滿桂軍的營地瞬間就如同炸了鍋一般,大量基層軍官連吹哨帶呼喊,用足下的戰靴、用手中的刀鞘驅趕著手下的戰兵進入指定的位置。
女真人全線都在應旗。
除了去左右翼包抄夾擊的四個旗以外,皇太極將手中剩下的四個旗拉成長長的陣列,將漢人的老弱頂在前面,隨後是推著楯車的包衣,再之後是一些無甲的零星散兵——他們或獨自一人,或三兩人組成一組,貓著腰往前行進。
最後面,便是弓手和甲兵。
騎著馬的蒙古左右營率先突出,以弧形的線列奔向明軍的防線。
由於霧氣的關係,女真人馬步的推進速度並不算快,不過千軍萬馬一起向前湧動,仍然造成了巨大的聲勢。
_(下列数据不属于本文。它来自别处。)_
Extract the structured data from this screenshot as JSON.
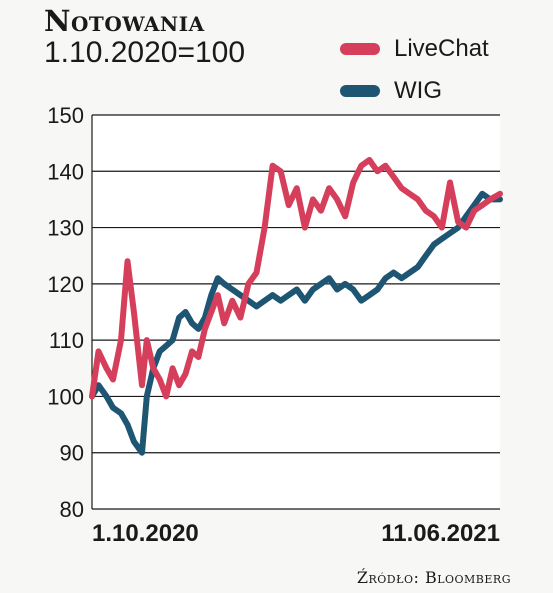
{
  "title": "Notowania",
  "subtitle": "1.10.2020=100",
  "source": "Źródło: Bloomberg",
  "colors": {
    "livechat": "#d63f5c",
    "wig": "#1e5573",
    "grid": "#1a1a1a"
  },
  "chart_data": {
    "type": "line",
    "title": "Notowania",
    "subtitle": "1.10.2020=100",
    "xlabel": "",
    "ylabel": "",
    "ylim": [
      80,
      150
    ],
    "yticks": [
      80,
      90,
      100,
      110,
      120,
      130,
      140,
      150
    ],
    "xlim": [
      "2020-10-01",
      "2021-06-11"
    ],
    "xticks": [
      "1.10.2020",
      "11.06.2021"
    ],
    "grid": "horizontal",
    "legend": "top-right",
    "series": [
      {
        "name": "LiveChat",
        "color": "#d63f5c",
        "x": [
          "2020-10-01",
          "2020-10-05",
          "2020-10-10",
          "2020-10-14",
          "2020-10-19",
          "2020-10-23",
          "2020-10-27",
          "2020-11-01",
          "2020-11-04",
          "2020-11-08",
          "2020-11-12",
          "2020-11-16",
          "2020-11-20",
          "2020-11-24",
          "2020-11-28",
          "2020-12-02",
          "2020-12-06",
          "2020-12-10",
          "2020-12-14",
          "2020-12-18",
          "2020-12-22",
          "2020-12-27",
          "2021-01-01",
          "2021-01-06",
          "2021-01-11",
          "2021-01-16",
          "2021-01-21",
          "2021-01-26",
          "2021-01-31",
          "2021-02-05",
          "2021-02-10",
          "2021-02-15",
          "2021-02-20",
          "2021-02-25",
          "2021-03-02",
          "2021-03-07",
          "2021-03-12",
          "2021-03-17",
          "2021-03-22",
          "2021-03-27",
          "2021-04-01",
          "2021-04-06",
          "2021-04-11",
          "2021-04-16",
          "2021-04-21",
          "2021-04-26",
          "2021-05-01",
          "2021-05-06",
          "2021-05-11",
          "2021-05-16",
          "2021-05-21",
          "2021-05-26",
          "2021-05-31",
          "2021-06-05",
          "2021-06-11"
        ],
        "values": [
          100,
          108,
          105,
          103,
          110,
          124,
          115,
          102,
          110,
          105,
          103,
          100,
          105,
          102,
          104,
          108,
          107,
          112,
          115,
          118,
          113,
          117,
          114,
          120,
          122,
          130,
          141,
          140,
          134,
          137,
          130,
          135,
          133,
          137,
          135,
          132,
          138,
          141,
          142,
          140,
          141,
          139,
          137,
          136,
          135,
          133,
          132,
          130,
          138,
          131,
          130,
          133,
          134,
          135,
          136
        ]
      },
      {
        "name": "WIG",
        "color": "#1e5573",
        "x": [
          "2020-10-01",
          "2020-10-05",
          "2020-10-10",
          "2020-10-14",
          "2020-10-19",
          "2020-10-23",
          "2020-10-27",
          "2020-11-01",
          "2020-11-04",
          "2020-11-08",
          "2020-11-12",
          "2020-11-16",
          "2020-11-20",
          "2020-11-24",
          "2020-11-28",
          "2020-12-02",
          "2020-12-06",
          "2020-12-10",
          "2020-12-14",
          "2020-12-18",
          "2020-12-22",
          "2020-12-27",
          "2021-01-01",
          "2021-01-06",
          "2021-01-11",
          "2021-01-16",
          "2021-01-21",
          "2021-01-26",
          "2021-01-31",
          "2021-02-05",
          "2021-02-10",
          "2021-02-15",
          "2021-02-20",
          "2021-02-25",
          "2021-03-02",
          "2021-03-07",
          "2021-03-12",
          "2021-03-17",
          "2021-03-22",
          "2021-03-27",
          "2021-04-01",
          "2021-04-06",
          "2021-04-11",
          "2021-04-16",
          "2021-04-21",
          "2021-04-26",
          "2021-05-01",
          "2021-05-06",
          "2021-05-11",
          "2021-05-16",
          "2021-05-21",
          "2021-05-26",
          "2021-05-31",
          "2021-06-05",
          "2021-06-11"
        ],
        "values": [
          100,
          102,
          100,
          98,
          97,
          95,
          92,
          90,
          100,
          105,
          108,
          109,
          110,
          114,
          115,
          113,
          112,
          114,
          118,
          121,
          120,
          119,
          118,
          117,
          116,
          117,
          118,
          117,
          118,
          119,
          117,
          119,
          120,
          121,
          119,
          120,
          119,
          117,
          118,
          119,
          121,
          122,
          121,
          122,
          123,
          125,
          127,
          128,
          129,
          130,
          132,
          134,
          136,
          135,
          135
        ]
      }
    ]
  }
}
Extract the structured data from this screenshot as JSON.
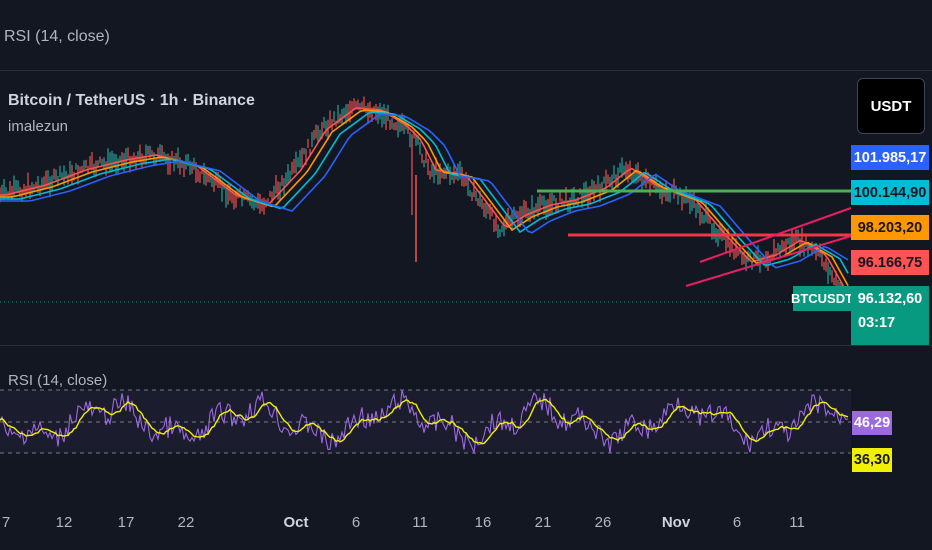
{
  "header": {
    "indicator_title": "RSI (14, close)"
  },
  "legend": {
    "symbol_title": "Bitcoin / TetherUS · 1h · Binance",
    "author": "imalezun"
  },
  "price_scale": {
    "currency": "USDT"
  },
  "price_labels": [
    {
      "value": "101.985,17",
      "color": "#2962ff",
      "text_color": "#ffffff"
    },
    {
      "value": "100.144,90",
      "color": "#00bcd4",
      "text_color": "#131722"
    },
    {
      "value": "98.203,20",
      "color": "#ff9800",
      "text_color": "#131722"
    },
    {
      "value": "96.166,75",
      "color": "#ff5252",
      "text_color": "#131722"
    }
  ],
  "last_price": {
    "symbol": "BTCUSDT",
    "value": "96.132,60",
    "countdown": "03:17",
    "color": "#089981"
  },
  "rsi_panel": {
    "title": "RSI (14, close)",
    "rsi_label": "46,29",
    "rsi_label_color": "#9c6ade",
    "ma_label": "36,30",
    "ma_label_color": "#f0f000"
  },
  "x_axis": {
    "ticks": [
      {
        "label": "7",
        "bold": false
      },
      {
        "label": "12",
        "bold": false
      },
      {
        "label": "17",
        "bold": false
      },
      {
        "label": "22",
        "bold": false
      },
      {
        "label": "Oct",
        "bold": true
      },
      {
        "label": "6",
        "bold": false
      },
      {
        "label": "11",
        "bold": false
      },
      {
        "label": "16",
        "bold": false
      },
      {
        "label": "21",
        "bold": false
      },
      {
        "label": "26",
        "bold": false
      },
      {
        "label": "Nov",
        "bold": true
      },
      {
        "label": "6",
        "bold": false
      },
      {
        "label": "11",
        "bold": false
      }
    ]
  },
  "chart_data": {
    "type": "line",
    "symbol": "BTCUSDT",
    "timeframe": "1h",
    "colors": {
      "ema_fast": "#ff5252",
      "ema_mid": "#ff9800",
      "ema_slow1": "#00bcd4",
      "ema_slow2": "#2962ff",
      "support_line": "#4caf50",
      "resistance_line": "#f23645",
      "trend_line": "#e91e63",
      "rsi": "#9c6ade",
      "rsi_ma": "#f0f000"
    },
    "price_levels_marked": [
      101985.17,
      100144.9,
      98203.2,
      96166.75,
      96132.6
    ],
    "rsi_last": 46.29,
    "rsi_ma_last": 36.3
  }
}
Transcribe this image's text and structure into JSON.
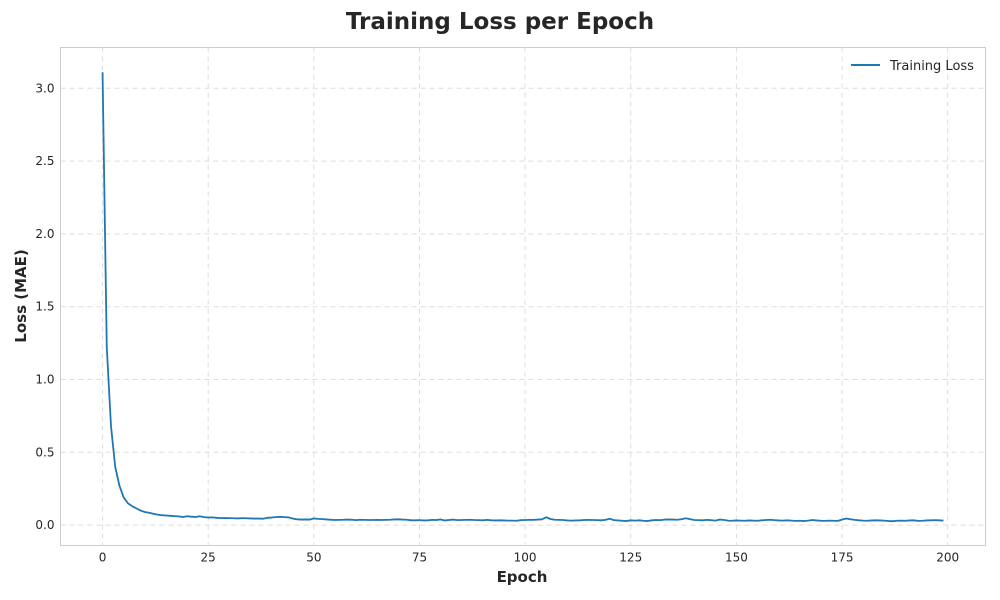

一陣猶如悶雷一般的炮響在滿桂軍中響起,但由於距離過遠,女真人毫髮無損。
不過炮聲還是在被押著走的漢人老弱當中掀起了驚濤駭浪,很多人腳下打滑摔倒在地。
但身旁的女真人可不管,只要十個呼吸間還沒爬起來,就會刀斧臨身。
慘叫聲在陣前猝然響起,等楯車過來時,已經是遍地死屍。
女真人打得十分有耐心,每向前推進五十步便鳴金一次,在重新整隊的同時讓士兵稍作休息。
牛錄製讓女真人彼此之間十分熟悉,以小見大,所帶來的全軍組織能力也不是普通的明軍可比擬的。
馬術高超的蒙古騎兵已經推進到了交戰距離,尖厲的口哨聲響起,蒙古人原本緊密的陣型陡然一變,馬與馬之間的縫隙越來越大,以此在降低被擊中機率的同時,最大限度分散明軍的火力。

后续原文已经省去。